One of the highlights of my year is the annual Smithdown Litfest. I founded this literary festival in Liverpool back in 2017. This year our programme was packed with brilliant speakers, and we had our biggest audiences yet.

To kick off the week, I interviewed George Wilson – aka George Christopher – known to millions for his roles as Ziggy in Grange Hill and “Little Jimmy” Corkhill in Brookside.

During a very special evening George talked candidly about his life, career and his autobiography From Grange Hill to Bipolar and Back. George was a regular working class boy who found fame in the hit children’s TV show Grange Hill when he was just 15. But when George’s time on the series ended things began to spiral out of control. He got into trouble with the police, witnessed first-hand the horrendous scenes at the Hillsborough disaster in 89, became unemployed, and a recluse. It was the start of a period of ups and downs – from more television success in Brookside to ending up in a psychiatric hospital for six months. Eventually, George discovered that he had bipolar disorder, and began to rebuild his life, learning many lessons along the way.

George’s message was one of hope – yes, bipolar is scary and at times soul destroying, but you can learn to deal with it too.

George’s event at Toxteth Library was sold out and attended by an engaged and appreciative audience.

Having been gripped by the BBC1 series The Responder, with Martin Freeman, I was delighted to get the chance to interview series creator/producer/writer Tony Schumacher at Sefton Park Palm House.

Tony Schumacher told the audience about his long journey to becoming a successful writer. He left school aged 16 with no qualifications, and worked his way around the world as a roofer, a jeweller, a bouncer, a barman, a binman, and on-board cruise ships selling underpants, before eventually returning to Liverpool to become a response policeman dealing with 999 jobs morning, noon and nights.

Eleven years later, after a breakdown and a period of homelessness, he found himself driving a taxi around the night-time streets of Liverpool. That was when he remembered his dream and finally started to write.

Tony kept us all entertained with his stories, and everyone was pleased hear that The Responder has been renewed for a second series.

It was a real pleasure to welcome Lucinda Hawksley to Liverpool. She spoke about her great great great grandfather, Charles Dickens, and her latest book Dickens and Travel.

Although Dickens is usually perceived as a London author, in the 1840s he whisked his family away to live in Italy for a year, and spent several months in Switzerland. Some years later he took up residence in Paris and Boulogne (where he lived in secret with his lover). In addition to travelling widely in Europe (including, of course, Liverpool), he also toured America twice, performed onstage in Canada and, before his untimely death, was planning a tour of Australia.

Lucinda spoke to a packed audience at St Barnabas Penny Lane Church. She was in conversation with Dr Kate Walchester of Liverpool John Moores University.

We were very lucky to have legendary broadcaster Chris Tarrant come up to Liverpool for this year’s Litfest. Chris rose to national fame in the 1970s as the host of Tiswas, the anarchic, flan-flinging Saturday morning children’s TV show.

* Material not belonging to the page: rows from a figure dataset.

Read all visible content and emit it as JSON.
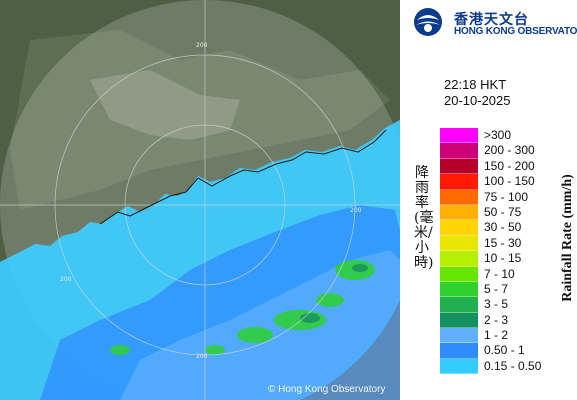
{
  "header": {
    "org_name_cn": "香港天文台",
    "org_name_en": "HONG KONG OBSERVATORY"
  },
  "timestamp": {
    "time": "22:18 HKT",
    "date": "20-10-2025"
  },
  "legend": {
    "title_en": "Rainfall Rate (mm/h)",
    "title_cn": "降雨率(毫米/小時)",
    "classes": [
      {
        "label": ">300",
        "color": "#ff00ff"
      },
      {
        "label": "200 - 300",
        "color": "#cc0077"
      },
      {
        "label": "150 - 200",
        "color": "#b4002a"
      },
      {
        "label": "100 - 150",
        "color": "#ff1a00"
      },
      {
        "label": "75 - 100",
        "color": "#ff6a00"
      },
      {
        "label": "50 - 75",
        "color": "#ffb000"
      },
      {
        "label": "30 - 50",
        "color": "#ffd400"
      },
      {
        "label": "15 - 30",
        "color": "#e6e600"
      },
      {
        "label": "10 - 15",
        "color": "#b4f000"
      },
      {
        "label": "7 - 10",
        "color": "#66e600"
      },
      {
        "label": "5 - 7",
        "color": "#2ed12e"
      },
      {
        "label": "3 - 5",
        "color": "#20b050"
      },
      {
        "label": "2 - 3",
        "color": "#159060"
      },
      {
        "label": "1 - 2",
        "color": "#60b0ff"
      },
      {
        "label": "0.50 - 1",
        "color": "#2f8cff"
      },
      {
        "label": "0.15 - 0.50",
        "color": "#33ccff"
      }
    ]
  },
  "map": {
    "range_labels": [
      "200",
      "200",
      "200",
      "200"
    ],
    "copyright": "© Hong Kong Observatory"
  }
}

For later audiences, Chris will be more familiar as the face of Who Wants to Be a Millionaire? which he presented for sixteen years and which grew into a global phenomenon.

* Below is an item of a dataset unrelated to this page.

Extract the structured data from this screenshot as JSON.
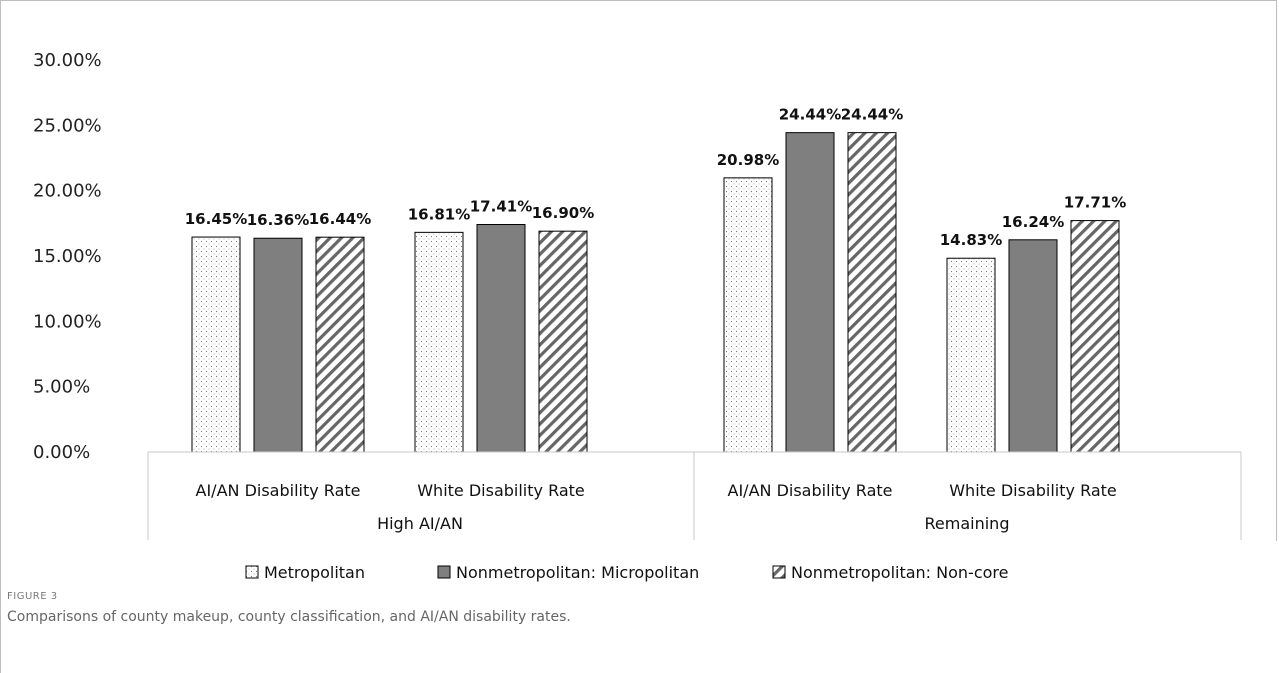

Chris entertained a packed out Ullet Road Unitarian Church with anecdotes from his broadcasting career, including life behind the scenes on Tiswas and the infamous cheating of the ‘Coughing Major’ on Millionaire.

Chris also acted as quiz master for the final of our Smithdown Litfest Great Big Quiz during Tony Nicholson’s event – Great British TV Quiz Shows.

It was a truly fun and memorable evening, and the perfect way to bring this year’s Smithdown Litfest to a close.

This year the Litfest was supported by the Research Institute for Literature and Cultural History, Faculty of Arts, Professional and Social Studies at Liverpool John Moores University; and by Liverpool City Council’s Mayoral Neighbourhood Fund, courtesy of Cllr Lawrence Brown.

We are already planning the Smithdown Litfest 2024, which will be from 25th to 28th September 2024.